The international community has been collaborating to preserve the environment for more than 30 years. Canada played a major role in negotiating a number of important international agreements, including:

As a party to these conventions, Canada also helps developing country partners implement them. These agreements underscore the connection between poverty, equity, and environmental sustainability and the need for countries to work together to address global environmental issues.

The strategy

Environmental sustainability is systematically integrated into all aspects of its development work. Global Affairs Canada's approach is to help its partner countries create, maintain, and enhance environmental sustainability, particularly in relation to:

  • Climate change: including emissions reduction, protection of carbon-absorbing vegetation, and adaptation to climate change;
    • Without action to reduce greenhouse gas emissions, average global temperatures will rise by 1.4oC to 5.8oC between 1990 and 2100.
    • Along with increases in precipitation, average global sea levels will rise between 9 and 88 cm by 2100, which has implications for the 50 to 70 percent of the world's population that currently live in low-lying coastal areas, mainly in developing countries.
  • Land degradation: including improved natural resource management, land rehabilitation, and conservation through local participation, and increased access by women to land, credit, and training/information;
    • Each year, nearly 10 million hectares of land are permanently degraded.
    • The impact is most severe in dryland regions, especially in Africa.
    • Land degradation affects some 250 million people directly, and the livelihoods of nearly a billion more may be at some risk.
    • Yearly losses are estimated at some $50 billion worldwide.
  • Access to Clean Water and Sanitation: including water and sanitation programs developed and implemented by the poor, with increased participation by women, and strengthened institutions that govern water resource management; and
    • Globally, 783 million people do not have access to safe drinking water. However, between 1990 and 2010, more than 2 billion people gained access to improved drinking water sources, such as piped supplies and protected wells.
    • 2.5 billion people lack access to basic sanitation, contributing to the deaths of more than 1.5 million children each year.
  • Urbanization: including improved access to essential services such as water and sanitation for the urban poor, and to clean technology.
    • By the year 2015, over half of the world's people will live in urban communities; by 2030 that figure is estimated to rise to 95 percent.
    • In developing countries, the majority will live in under-equipped, substandard housing and will suffer from the environmental impacts of over-crowding and lack of basic infrastructure.

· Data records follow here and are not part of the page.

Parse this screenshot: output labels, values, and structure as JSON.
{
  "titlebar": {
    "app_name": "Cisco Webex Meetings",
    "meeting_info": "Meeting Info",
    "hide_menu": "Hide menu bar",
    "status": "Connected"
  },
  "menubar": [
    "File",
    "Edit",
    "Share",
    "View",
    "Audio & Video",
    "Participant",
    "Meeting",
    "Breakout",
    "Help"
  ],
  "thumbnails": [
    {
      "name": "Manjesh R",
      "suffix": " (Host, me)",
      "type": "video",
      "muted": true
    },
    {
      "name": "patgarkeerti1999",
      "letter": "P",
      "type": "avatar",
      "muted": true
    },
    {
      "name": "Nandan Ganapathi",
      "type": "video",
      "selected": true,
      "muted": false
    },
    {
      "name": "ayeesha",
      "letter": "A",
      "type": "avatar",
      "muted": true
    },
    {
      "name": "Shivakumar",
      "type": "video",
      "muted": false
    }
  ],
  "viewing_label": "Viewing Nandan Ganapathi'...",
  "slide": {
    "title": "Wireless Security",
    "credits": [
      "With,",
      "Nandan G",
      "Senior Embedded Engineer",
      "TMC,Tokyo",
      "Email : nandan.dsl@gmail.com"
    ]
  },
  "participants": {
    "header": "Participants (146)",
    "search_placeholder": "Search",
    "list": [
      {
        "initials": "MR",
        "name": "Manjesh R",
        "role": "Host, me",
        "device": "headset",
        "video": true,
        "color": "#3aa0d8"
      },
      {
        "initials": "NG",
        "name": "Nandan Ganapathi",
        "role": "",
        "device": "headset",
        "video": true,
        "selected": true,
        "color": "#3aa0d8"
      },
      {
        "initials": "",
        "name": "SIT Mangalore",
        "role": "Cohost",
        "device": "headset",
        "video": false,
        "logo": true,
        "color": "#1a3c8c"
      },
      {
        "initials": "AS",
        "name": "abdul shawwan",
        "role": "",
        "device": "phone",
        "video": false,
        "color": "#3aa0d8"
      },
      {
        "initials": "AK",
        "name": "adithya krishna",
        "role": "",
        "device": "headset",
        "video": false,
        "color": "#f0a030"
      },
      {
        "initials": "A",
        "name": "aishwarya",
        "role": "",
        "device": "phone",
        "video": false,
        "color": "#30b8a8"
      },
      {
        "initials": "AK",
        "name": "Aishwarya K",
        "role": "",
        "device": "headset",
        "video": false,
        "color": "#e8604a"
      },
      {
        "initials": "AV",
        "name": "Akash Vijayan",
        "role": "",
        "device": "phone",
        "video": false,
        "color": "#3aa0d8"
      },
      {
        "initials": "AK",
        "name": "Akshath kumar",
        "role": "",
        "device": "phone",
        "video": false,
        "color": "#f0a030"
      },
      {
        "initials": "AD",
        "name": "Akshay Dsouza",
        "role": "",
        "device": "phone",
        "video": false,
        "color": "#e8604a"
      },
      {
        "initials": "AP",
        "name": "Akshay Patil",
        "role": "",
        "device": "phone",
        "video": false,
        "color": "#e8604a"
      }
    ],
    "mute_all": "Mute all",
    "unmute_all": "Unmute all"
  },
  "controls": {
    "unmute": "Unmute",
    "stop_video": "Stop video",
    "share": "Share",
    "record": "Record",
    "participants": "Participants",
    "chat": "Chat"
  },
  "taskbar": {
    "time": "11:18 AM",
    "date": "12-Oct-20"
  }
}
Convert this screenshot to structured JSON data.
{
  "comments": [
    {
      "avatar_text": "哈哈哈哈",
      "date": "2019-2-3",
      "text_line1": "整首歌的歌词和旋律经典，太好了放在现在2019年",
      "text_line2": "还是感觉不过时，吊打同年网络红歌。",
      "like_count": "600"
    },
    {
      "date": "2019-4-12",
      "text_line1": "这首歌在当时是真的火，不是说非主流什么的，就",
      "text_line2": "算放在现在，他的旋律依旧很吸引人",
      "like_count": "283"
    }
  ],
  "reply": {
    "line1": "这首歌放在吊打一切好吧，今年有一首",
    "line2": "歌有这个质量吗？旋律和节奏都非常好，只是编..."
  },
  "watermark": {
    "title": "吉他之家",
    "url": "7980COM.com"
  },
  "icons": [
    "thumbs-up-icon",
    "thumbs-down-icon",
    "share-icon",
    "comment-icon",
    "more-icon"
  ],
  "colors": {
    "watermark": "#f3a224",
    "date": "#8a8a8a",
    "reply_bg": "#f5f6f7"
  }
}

Canada will also work to strengthen global environmental agreements and build the capacity of its partners to implement them. In addition, Global affairs Canada will continue to implement its legal obligations under the Canadian Environmental Assessment Act 2012 and the 2010 Cabinet Directive on Strategic Environmental Assessment to help ensure that environmental considerations remain a fundamental aspect of development work undertaken by the Department and its development partners.

Gender Equality is integrated into all activities supporting environmental sustainability to ensure that women have equal access to resources and to decision making.